Sur cette petite île de l’archipel canarien peuplée de 11 000 habitants permanents, c’est une vraie volonté politique, de longue haleine, qui a permis la concrétisation du projet « El Hierro 100% renouvelable ».

« La centrale hydro-éolienne d’El Hierro est techniquement opérationnelle. Le chantier est terminé, la construction est achevée » souligne d’emblée Gonzalo Piernavieja Izquierdo, directeur scientifique du projet et dont le laboratoire (ITC Canarias) est installé sur l’île voisine de Grande Canarie. « Mais nous attendions la publication de la réforme énergétique qui vient d’être adoptée en Espagne. Cette réforme brutale vient d’être publiée vendredi 12 juillet au bulletin officiel de l’état, et nous sommes actuellement en train de l’interpréter. »

La viabilité du système d’El Hierro dépend du tarif d’achat avec lequel va fonctionner le système. Il n’y a pas que l’archipel canarien qui est concerné, mais toute l’Espagne continentale. « Le système symbiotique  hydro-éolien d’El Hierro entrera en fonctionnement en septembre-octobre 2013, c’est à présent sûr, il  est prêt à fonctionner » insiste le scientifique. L’île deviendra ainsi électriquement autonome.
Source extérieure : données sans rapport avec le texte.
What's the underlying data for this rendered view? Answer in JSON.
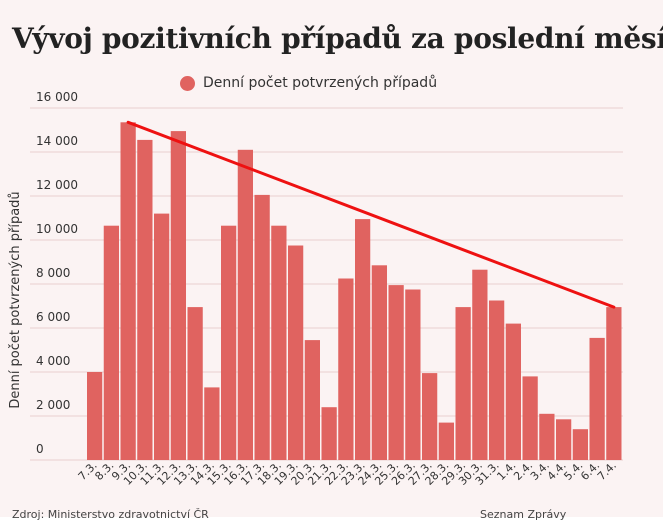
{
  "title": "Vývoj pozitivních případů za poslední měsíc",
  "footer": {
    "left": "Zdroj: Ministerstvo zdravotnictví ČR",
    "right": "Seznam Zprávy"
  },
  "colors": {
    "bar": "#e06360",
    "trend": "#ee1111",
    "background": "#fbf3f3",
    "grid": "#e8cfcf"
  },
  "chart_data": {
    "type": "bar",
    "title": "Vývoj pozitivních případů za poslední měsíc",
    "ylabel": "Denní počet potvrzených případů",
    "xlabel": "",
    "ylim": [
      0,
      16000
    ],
    "yticks": [
      0,
      2000,
      4000,
      6000,
      8000,
      10000,
      12000,
      14000,
      16000
    ],
    "ytick_labels": [
      "0",
      "2 000",
      "4 000",
      "6 000",
      "8 000",
      "10 000",
      "12 000",
      "14 000",
      "16 000"
    ],
    "grid": true,
    "legend_position": "top-center",
    "categories": [
      "7.3.",
      "8.3.",
      "9.3.",
      "10.3.",
      "11.3.",
      "12.3.",
      "13.3.",
      "14.3.",
      "15.3.",
      "16.3.",
      "17.3.",
      "18.3.",
      "19.3.",
      "20.3.",
      "21.3.",
      "22.3.",
      "23.3.",
      "24.3.",
      "25.3.",
      "26.3.",
      "27.3.",
      "28.3.",
      "29.3.",
      "30.3.",
      "31.3.",
      "1.4.",
      "2.4.",
      "3.4.",
      "4.4.",
      "5.4.",
      "6.4.",
      "7.4."
    ],
    "series": [
      {
        "name": "Denní počet potvrzených případů",
        "values": [
          4000,
          10650,
          15350,
          14550,
          11200,
          14950,
          6950,
          3300,
          10650,
          14100,
          12050,
          10650,
          9750,
          5450,
          2400,
          8250,
          10950,
          8850,
          7950,
          7750,
          3950,
          1700,
          6950,
          8650,
          7250,
          6200,
          3800,
          2100,
          1850,
          1400,
          5550,
          6950
        ]
      }
    ],
    "trendline": {
      "from": {
        "x": "9.3.",
        "y": 15350
      },
      "to": {
        "x": "7.4.",
        "y": 6950
      }
    }
  }
}
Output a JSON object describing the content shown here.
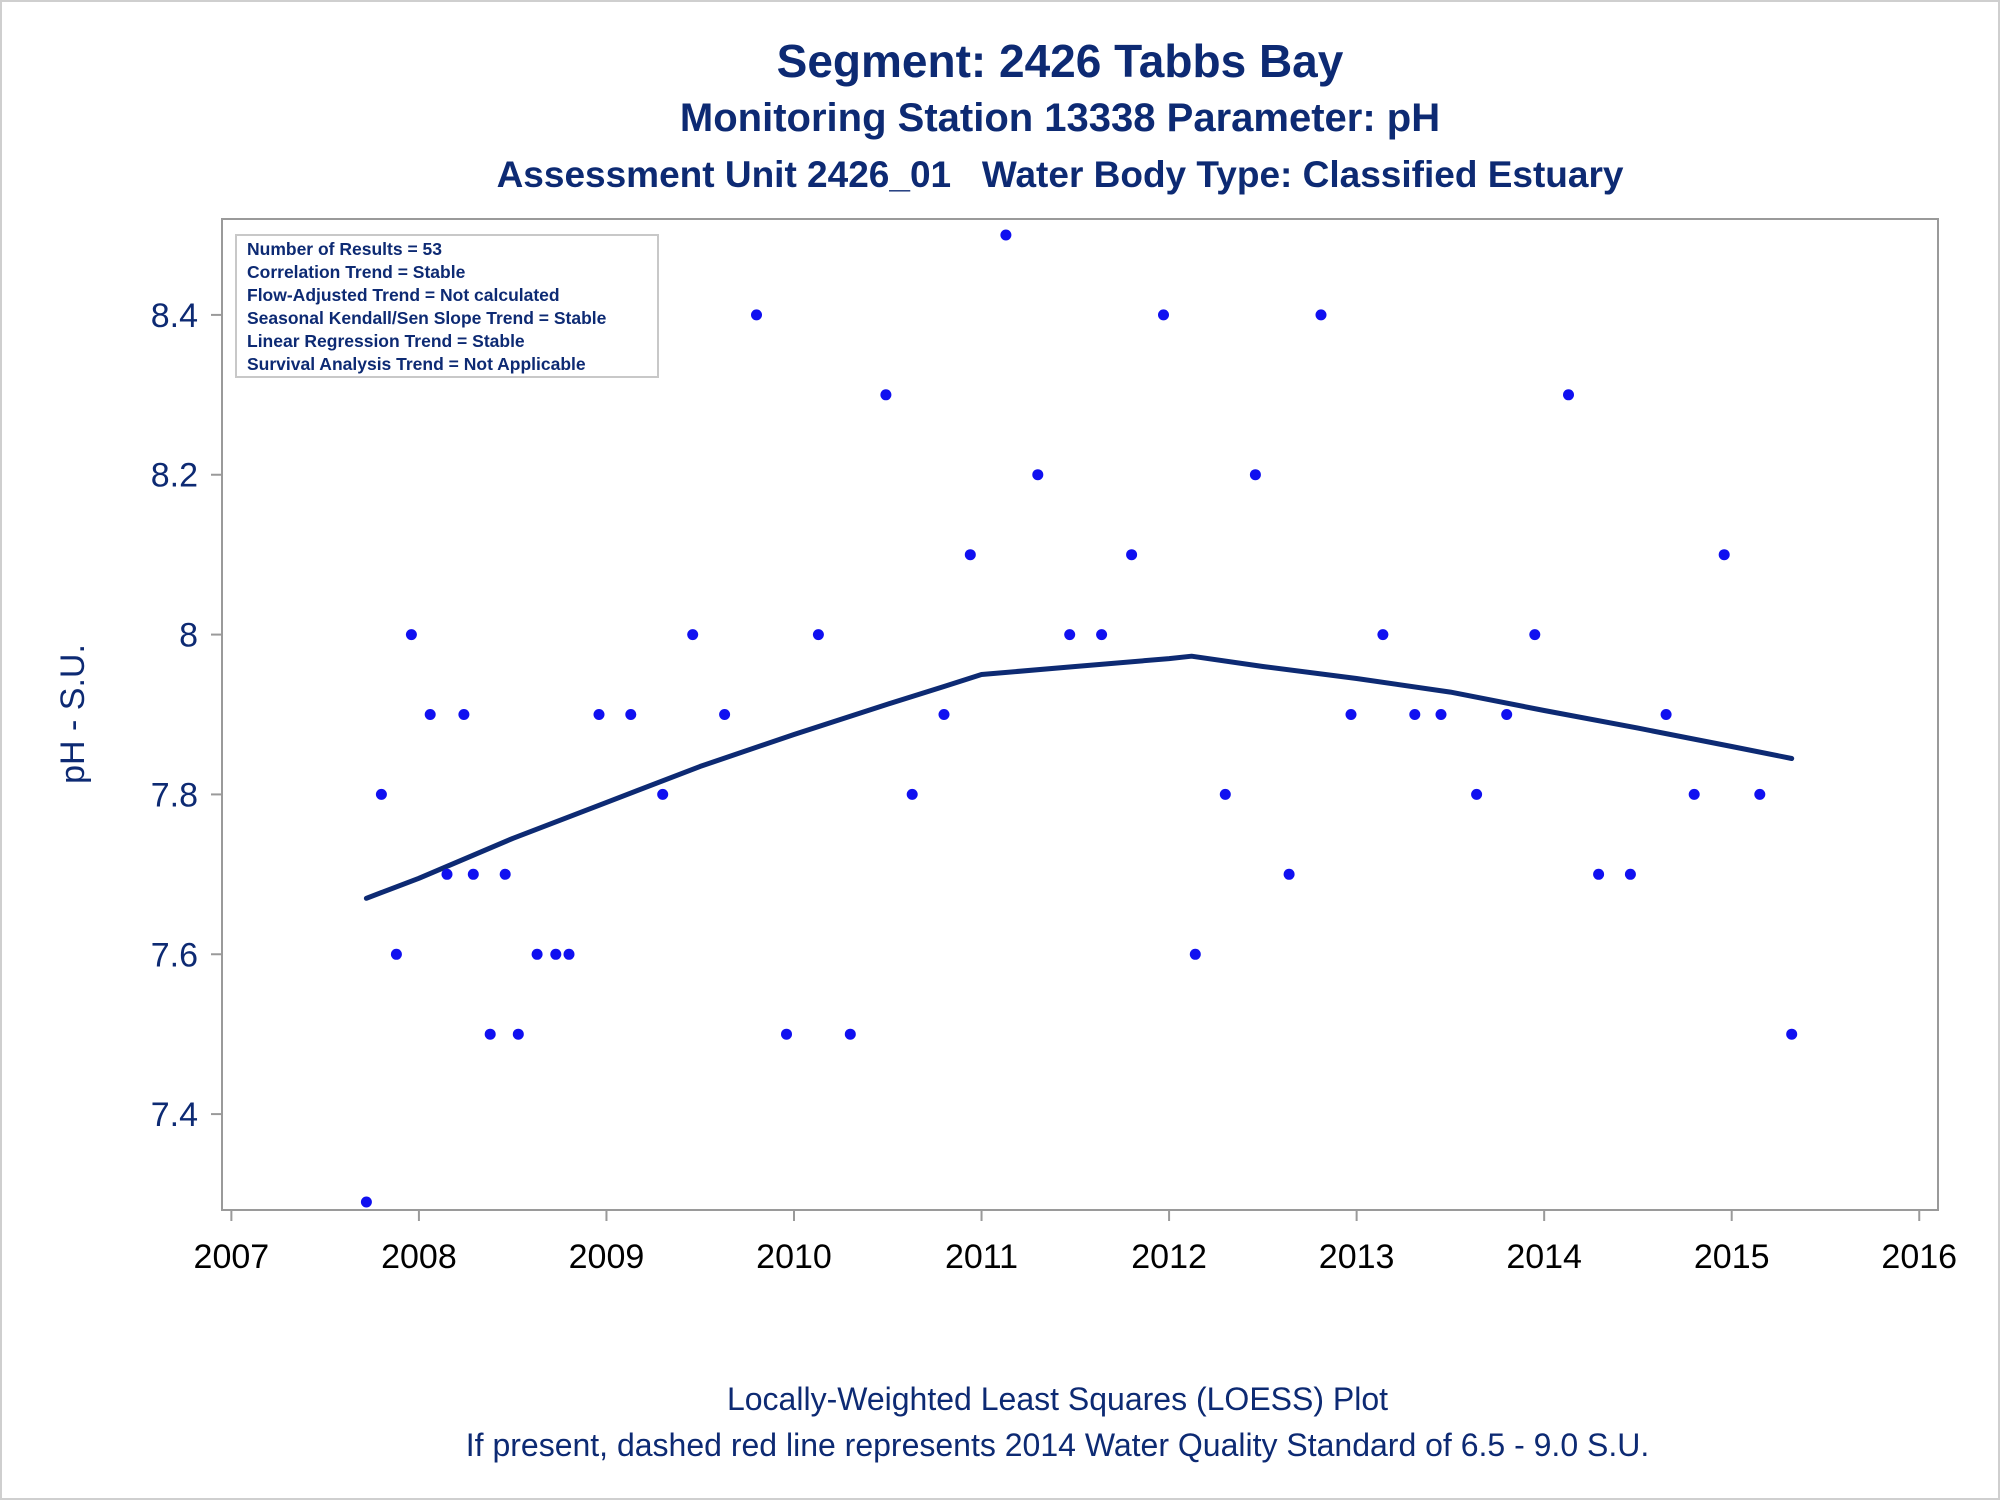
{
  "titles": {
    "line1": "Segment: 2426  Tabbs Bay",
    "line2": "Monitoring Station 13338 Parameter: pH",
    "line3": "Assessment Unit 2426_01   Water Body Type: Classified Estuary"
  },
  "footer": {
    "line1": "Locally-Weighted Least Squares (LOESS) Plot",
    "line2": "If present, dashed red line represents 2014 Water Quality Standard of 6.5 - 9.0 S.U."
  },
  "stats_box": {
    "lines": [
      "Number of Results = 53",
      "Correlation Trend = Stable",
      "Flow-Adjusted Trend = Not calculated",
      "Seasonal Kendall/Sen Slope Trend = Stable",
      "Linear Regression Trend = Stable",
      "Survival Analysis Trend = Not Applicable"
    ]
  },
  "colors": {
    "text": "#0d2a73",
    "points": "#1010f0",
    "loess": "#0d2a73",
    "axis": "#9a9a9a"
  },
  "chart_data": {
    "type": "scatter",
    "ylabel": "pH - S.U.",
    "xlim": [
      2006.95,
      2016.1
    ],
    "ylim": [
      7.28,
      8.52
    ],
    "x_ticks": [
      2007,
      2008,
      2009,
      2010,
      2011,
      2012,
      2013,
      2014,
      2015,
      2016
    ],
    "y_ticks": [
      7.4,
      7.6,
      7.8,
      8.0,
      8.2,
      8.4
    ],
    "y_tick_labels": [
      "7.4",
      "7.6",
      "7.8",
      "8",
      "8.2",
      "8.4"
    ],
    "grid": false,
    "points": {
      "x": [
        2007.72,
        2007.8,
        2007.88,
        2007.96,
        2008.06,
        2008.15,
        2008.24,
        2008.29,
        2008.38,
        2008.46,
        2008.53,
        2008.63,
        2008.73,
        2008.8,
        2008.96,
        2009.13,
        2009.3,
        2009.46,
        2009.63,
        2009.8,
        2009.96,
        2010.13,
        2010.3,
        2010.49,
        2010.63,
        2010.8,
        2010.94,
        2011.13,
        2011.3,
        2011.47,
        2011.64,
        2011.8,
        2011.97,
        2012.14,
        2012.3,
        2012.46,
        2012.64,
        2012.81,
        2012.97,
        2013.14,
        2013.31,
        2013.45,
        2013.64,
        2013.8,
        2013.95,
        2014.13,
        2014.29,
        2014.46,
        2014.65,
        2014.8,
        2014.96,
        2015.15,
        2015.32
      ],
      "y": [
        7.29,
        7.8,
        7.6,
        8.0,
        7.9,
        7.7,
        7.9,
        7.7,
        7.5,
        7.7,
        7.5,
        7.6,
        7.6,
        7.6,
        7.9,
        7.9,
        7.8,
        8.0,
        7.9,
        8.4,
        7.5,
        8.0,
        7.5,
        8.3,
        7.8,
        7.9,
        8.1,
        8.5,
        8.2,
        8.0,
        8.0,
        8.1,
        8.4,
        7.6,
        7.8,
        8.2,
        7.7,
        8.4,
        7.9,
        8.0,
        7.9,
        7.9,
        7.8,
        7.9,
        8.0,
        8.3,
        7.7,
        7.7,
        7.9,
        7.8,
        8.1,
        7.8,
        7.5
      ]
    },
    "loess": {
      "x": [
        2007.72,
        2008.0,
        2008.5,
        2009.0,
        2009.5,
        2010.0,
        2010.5,
        2010.8,
        2011.0,
        2011.5,
        2012.0,
        2012.12,
        2012.5,
        2013.0,
        2013.5,
        2014.0,
        2014.5,
        2015.0,
        2015.32
      ],
      "y": [
        7.67,
        7.695,
        7.745,
        7.79,
        7.835,
        7.875,
        7.913,
        7.935,
        7.95,
        7.96,
        7.97,
        7.973,
        7.96,
        7.945,
        7.928,
        7.905,
        7.883,
        7.86,
        7.845
      ]
    }
  }
}
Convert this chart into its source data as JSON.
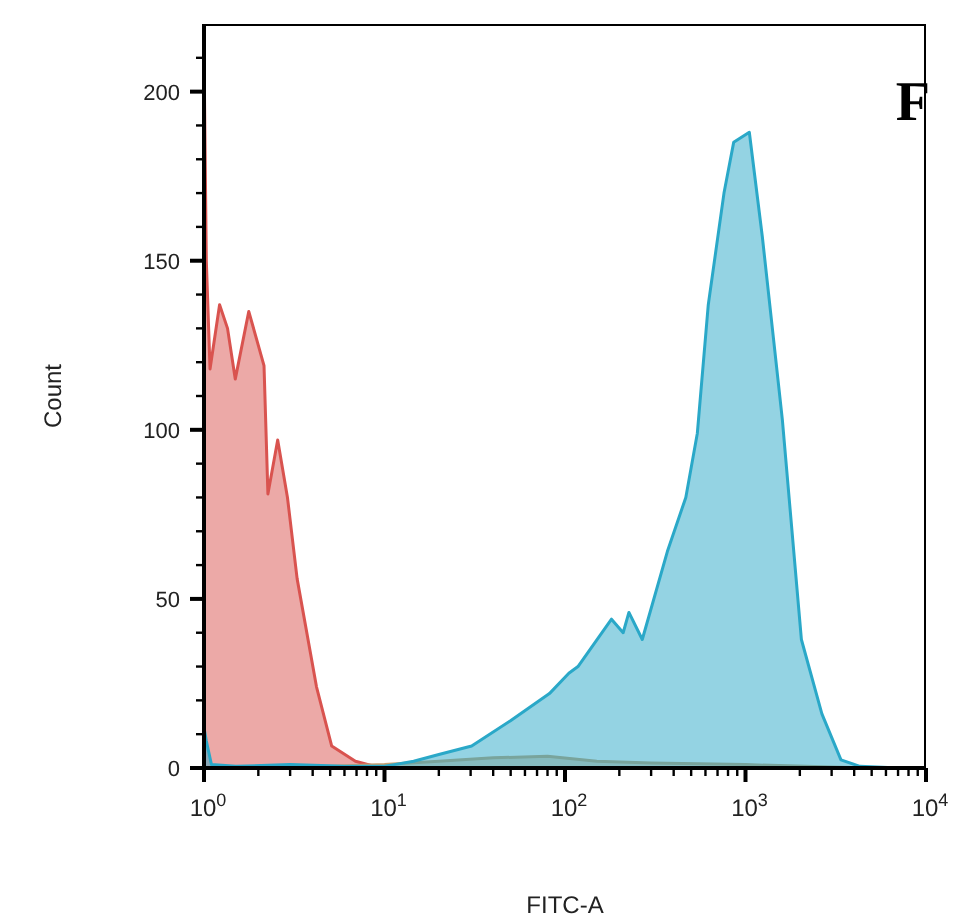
{
  "chart_data": {
    "type": "area",
    "title": "F",
    "xlabel": "FITC-A",
    "ylabel": "Count",
    "log": "x",
    "marker": "none",
    "xlim": [
      1,
      10000
    ],
    "xticks": [
      {
        "value": 1,
        "label": "10$^{0}$"
      },
      {
        "value": 2,
        "label": null
      },
      {
        "value": 3,
        "label": null
      },
      {
        "value": 4,
        "label": null
      },
      {
        "value": 5,
        "label": null
      },
      {
        "value": 6,
        "label": null
      },
      {
        "value": 7,
        "label": null
      },
      {
        "value": 8,
        "label": null
      },
      {
        "value": 9,
        "label": null
      },
      {
        "value": 10,
        "label": "10$^{1}$"
      },
      {
        "value": 20,
        "label": null
      },
      {
        "value": 30,
        "label": null
      },
      {
        "value": 40,
        "label": null
      },
      {
        "value": 50,
        "label": null
      },
      {
        "value": 60,
        "label": null
      },
      {
        "value": 70,
        "label": null
      },
      {
        "value": 80,
        "label": null
      },
      {
        "value": 90,
        "label": null
      },
      {
        "value": 100,
        "label": "10$^{2}$"
      },
      {
        "value": 200,
        "label": null
      },
      {
        "value": 300,
        "label": null
      },
      {
        "value": 400,
        "label": null
      },
      {
        "value": 500,
        "label": null
      },
      {
        "value": 600,
        "label": null
      },
      {
        "value": 700,
        "label": null
      },
      {
        "value": 800,
        "label": null
      },
      {
        "value": 900,
        "label": null
      },
      {
        "value": 1000,
        "label": "10$^{3}$"
      },
      {
        "value": 2000,
        "label": null
      },
      {
        "value": 3000,
        "label": null
      },
      {
        "value": 4000,
        "label": null
      },
      {
        "value": 5000,
        "label": null
      },
      {
        "value": 6000,
        "label": null
      },
      {
        "value": 7000,
        "label": null
      },
      {
        "value": 8000,
        "label": null
      },
      {
        "value": 9000,
        "label": null
      },
      {
        "value": 10000,
        "label": "10$^{4}$"
      }
    ],
    "ylim": [
      0,
      220
    ],
    "yticks": [
      0,
      {
        "value": 10,
        "label": null
      },
      {
        "value": 20,
        "label": null
      },
      {
        "value": 30,
        "label": null
      },
      {
        "value": 40,
        "label": null
      },
      50,
      {
        "value": 60,
        "label": null
      },
      {
        "value": 70,
        "label": null
      },
      {
        "value": 80,
        "label": null
      },
      {
        "value": 90,
        "label": null
      },
      100,
      {
        "value": 110,
        "label": null
      },
      {
        "value": 120,
        "label": null
      },
      {
        "value": 130,
        "label": null
      },
      {
        "value": 140,
        "label": null
      },
      150,
      {
        "value": 160,
        "label": null
      },
      {
        "value": 170,
        "label": null
      },
      {
        "value": 180,
        "label": null
      },
      {
        "value": 190,
        "label": null
      },
      200,
      {
        "value": 210,
        "label": null
      }
    ],
    "series": [
      {
        "color": "#d9534f",
        "x": [
          1,
          1.03,
          1.08,
          1.22,
          1.35,
          1.49,
          1.77,
          2.15,
          2.26,
          2.56,
          2.9,
          3.28,
          4.2,
          5.1,
          6.9,
          8.8,
          10
        ],
        "values": [
          212,
          150,
          118,
          137,
          130,
          115,
          135,
          119,
          81,
          97,
          80,
          56,
          24,
          6.5,
          2,
          0.5,
          0
        ]
      },
      {
        "color": "#c8a070",
        "x": [
          1,
          5,
          10,
          20,
          40,
          80,
          150,
          300,
          1000,
          3000,
          5000
        ],
        "values": [
          0,
          0.5,
          1,
          2,
          3,
          3.5,
          2,
          1.5,
          1,
          0.3,
          0
        ]
      },
      {
        "color": "#2aa8c8",
        "x": [
          1,
          1.03,
          1.1,
          1.5,
          3,
          6,
          10,
          11.3,
          14.5,
          20,
          30.4,
          49.9,
          82,
          105,
          118,
          181,
          210,
          226,
          268,
          369,
          467,
          541,
          622,
          760,
          860,
          1050,
          1240,
          1600,
          2040,
          2650,
          3380,
          4300,
          7100,
          10000
        ],
        "values": [
          12,
          8,
          1,
          0.5,
          1,
          0.5,
          0.5,
          1,
          2,
          4,
          6.5,
          14,
          22,
          28,
          30,
          44,
          40,
          46,
          38,
          64,
          80,
          99,
          137,
          170,
          185,
          188,
          157,
          103,
          38,
          16,
          2.4,
          0.5,
          0,
          0
        ]
      }
    ]
  }
}
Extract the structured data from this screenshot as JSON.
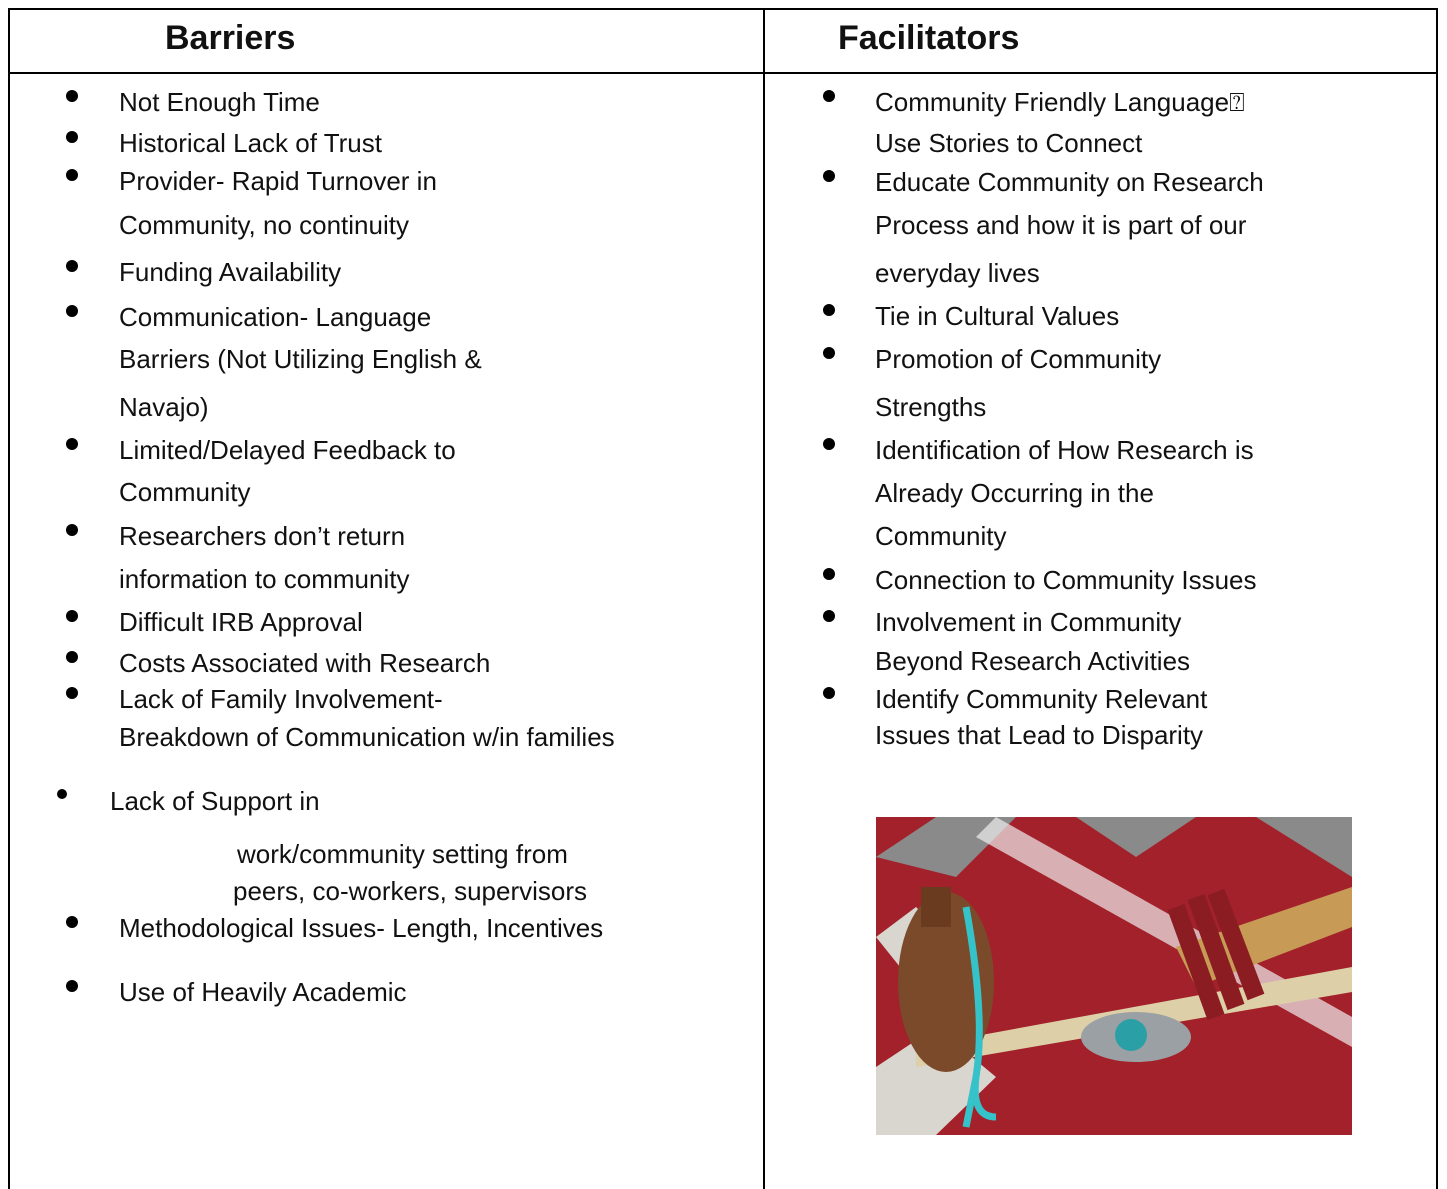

Le projet d’El Hierro consiste à utiliser l’énergie éolienne(photo ci-dessous), très abondante dans cette région du monde, pour stocker dans un bassin en altitude de l’eau douce provenant de l’océan mais dessalée. « L’idée a émergé il y a 20 ans et la volonté politique est apparue en 1999. La construction a commencé en 2008, et s’est terminée cette année » explique Gonzalo Piernavieja Izquierdo. L’énergie éolienne est ainsi convertie sous forme d’énergie potentielle. Quand il y a beaucoup de vent, l’électricité éolienne alimente des pompes qui transfèrent l’eau dans un bassin situé à environ 700 mètres au-dessus du niveau de la mer. Et quand la production éolienne est insuffisante, l’eau redescend, ce qui permet ainsi de générer de l’électricité, tout comme dans une station hydroélectrique classique.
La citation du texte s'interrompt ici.